When I say “I quit my job and booked a flight to Vegas,” people’s eyes grow wide and then one of two things happens. They either think I’m joking and laugh, or immediately think I have lost my mind. Well, I may have lost my mind, but I’m not joking.
A little over a year ago, I started working at an agency that I loved. Social work has always interested me, so I jumped at the chance to work with foster children and their biological parents. After losing my mom in June of 2017, I needed to invest in other people so I didn’t get lost in myself. Fresh out of the worst trauma of my life, I dove into a job where my clients were fresh out of theirs. This was an experience unlike any I have ever had.
The job was great. It challenged me to do things I never thought I could do. My supervisors were always there to encourage me when I was too scared to do something. In the beginning, things were really good. Challenging, but good.
Over the course of the year, my life changed and I grew tired of certain aspects of the job. Positions like these have a fairly high turnover rate due to burnout. Some types of burnout can be avoided. For example, my supervisors did a great job of taking workers off cases that were not working for them. Unfortunately, the factors contributing to my burnout were unavoidable. One issue I had was with scheduling. Since I worked with real people who have real lives, I had to work around their schedules. This meant that my schedules were constantly changing, sometimes week by week. My supervisors and coworkers tried their best to help cover days off, but it was hard to never know when I would be working.
Because of this and other factors, my loved ones started noticing my depression and anxiety growing worse. I spent a lot of time during the day lying around and crying. My sister told me several times that I needed to find something else. My dad, my boyfriend, my Bible study friends, and my therapist were all gently suggesting I needed to find something else as well. The breaking point, for me, came in the form of a text and a chubby baby boy.
Monique and I have been friends since August of 2008. We met on the first day of seventh grade and have been friends ever since. Our friendship is so special and so wonderful. We had talked about spending our 10th friend anniversary together and when she told me she was pregnant, I got even more excited and determined to make the trip happen.
Monique and her husband, Nick, welcomed Arlyn Nicholaus on March 30th, 2018. I wanted to fly out there immediately and meet him, but I was scared. I have never flown alone and I was also in the middle of a demanding case at the time. Besides, they had family coming to see them and more coming after that. I didn’t go.

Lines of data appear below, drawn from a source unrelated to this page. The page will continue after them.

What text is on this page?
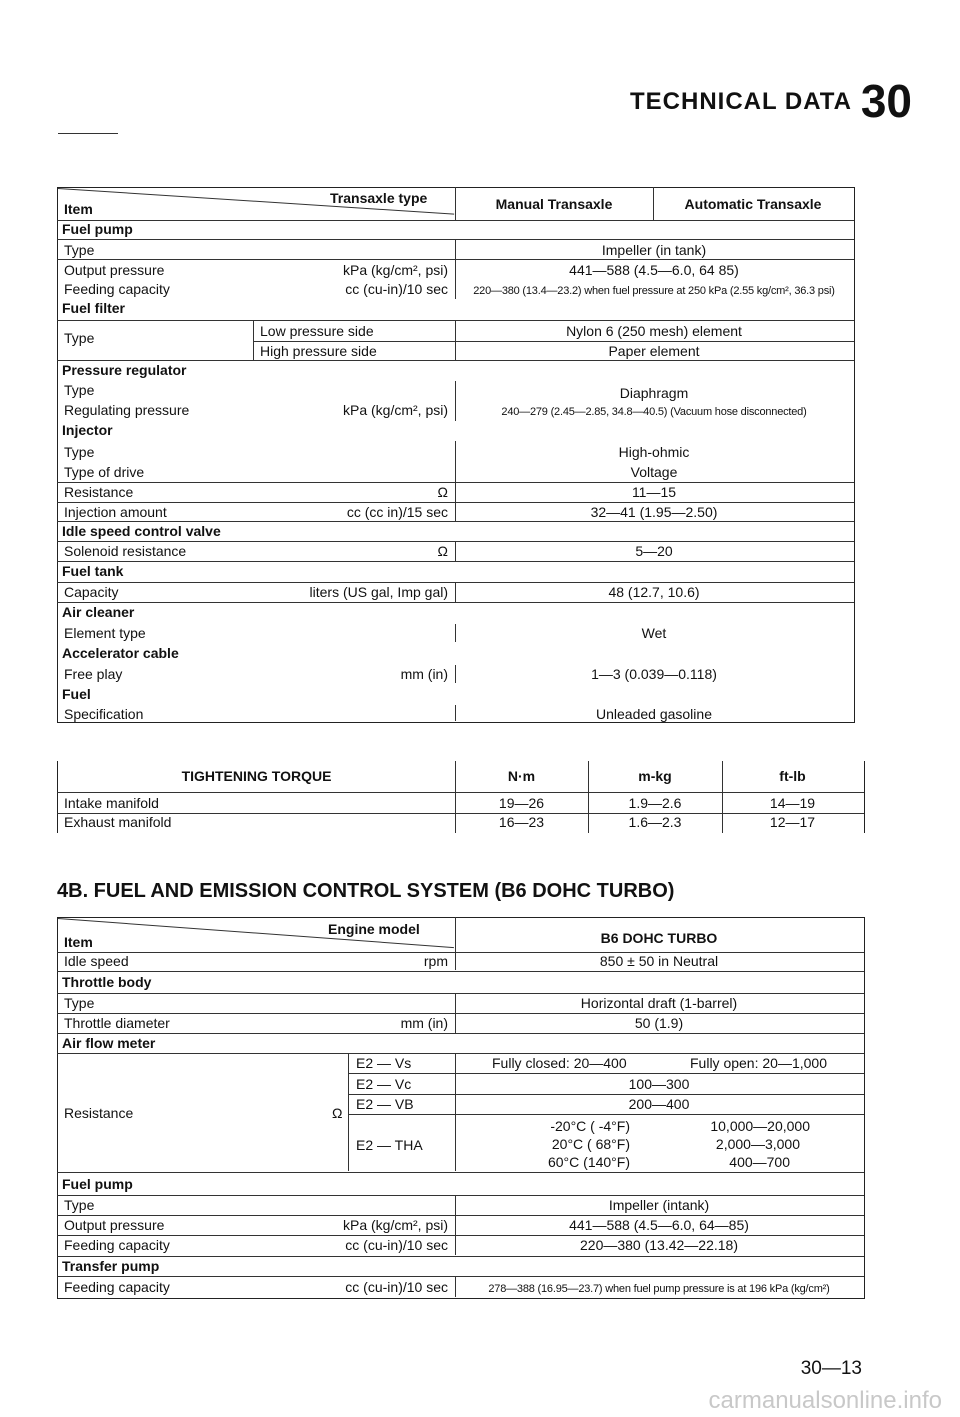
TECHNICAL DATA 30
Transaxle type
Item	Manual Transaxle	Automatic Transaxle
Fuel pump
Type	Impeller (in tank)
Output pressure	kPa (kg/cm², psi)	441—588 (4.5—6.0, 64 85)
Feeding capacity	cc (cu-in)/10 sec	220—380 (13.4—23.2) when fuel pressure at 250 kPa (2.55 kg/cm², 36.3 psi)
Fuel filter
Type	Low pressure side	Nylon 6 (250 mesh) element
High pressure side	Paper element
Pressure regulator
Type	Diaphragm
Regulating pressure	kPa (kg/cm², psi)	240—279 (2.45—2.85, 34.8—40.5) (Vacuum hose disconnected)
Injector
Type	High-ohmic
Type of drive	Voltage
Resistance	Ω	11—15
Injection amount	cc (cc in)/15 sec	32—41 (1.95—2.50)
Idle speed control valve
Solenoid resistance	Ω	5—20
Fuel tank
Capacity	liters (US gal, Imp gal)	48 (12.7, 10.6)
Air cleaner
Element type	Wet
Accelerator cable
Free play	mm (in)	1—3 (0.039—0.118)
Fuel
Specification	Unleaded gasoline
TIGHTENING TORQUE	N·m	m-kg	ft-lb
Intake manifold	19—26	1.9—2.6	14—19
Exhaust manifold	16—23	1.6—2.3	12—17
4B. FUEL AND EMISSION CONTROL SYSTEM (B6 DOHC TURBO)
Engine model
Item	B6 DOHC TURBO
Idle speed	rpm	850 ± 50 in Neutral
Throttle body
Type	Horizontal draft (1-barrel)
Throttle diameter	mm (in)	50 (1.9)
Air flow meter
Resistance	Ω
E2 — Vs	Fully closed: 20—400	Fully open: 20—1,000
E2 — Vc	100—300
E2 — VB	200—400
E2 — THA
-20°C ( -4°F)	10,000—20,000
20°C ( 68°F)	2,000—3,000
60°C (140°F)	400—700
Fuel pump
Type	Impeller (intank)
Output pressure	kPa (kg/cm², psi)	441—588 (4.5—6.0, 64—85)
Feeding capacity	cc (cu-in)/10 sec	220—380 (13.42—22.18)
Transfer pump
Feeding capacity	cc (cu-in)/10 sec	278—388 (16.95—23.7) when fuel pump pressure is at 196 kPa (kg/cm²)
30—13
carmanualsonline.info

Fast forward to August 26th. Monique and I were texting and she sent me a cute photo of Arlyn. I couldn’t believe I still hadn’t seen him in person. Monique texted me that she couldn’t believe we weren’t spending our 10th friend anniversary together. This was the proverbial straw that broke the camel’s back. The next day, I made the decision to quit my job and also to go see Nick, Monique, and Arlyn. Oh, did I mention they live in a town outside Las Vegas?
Less than 24 hours after I sent in my resignation, I booked a flight to Las Vegas. I’m leaving on Friday and I’m so excited!
And yes, I’m job searching. I’ll update when I have one!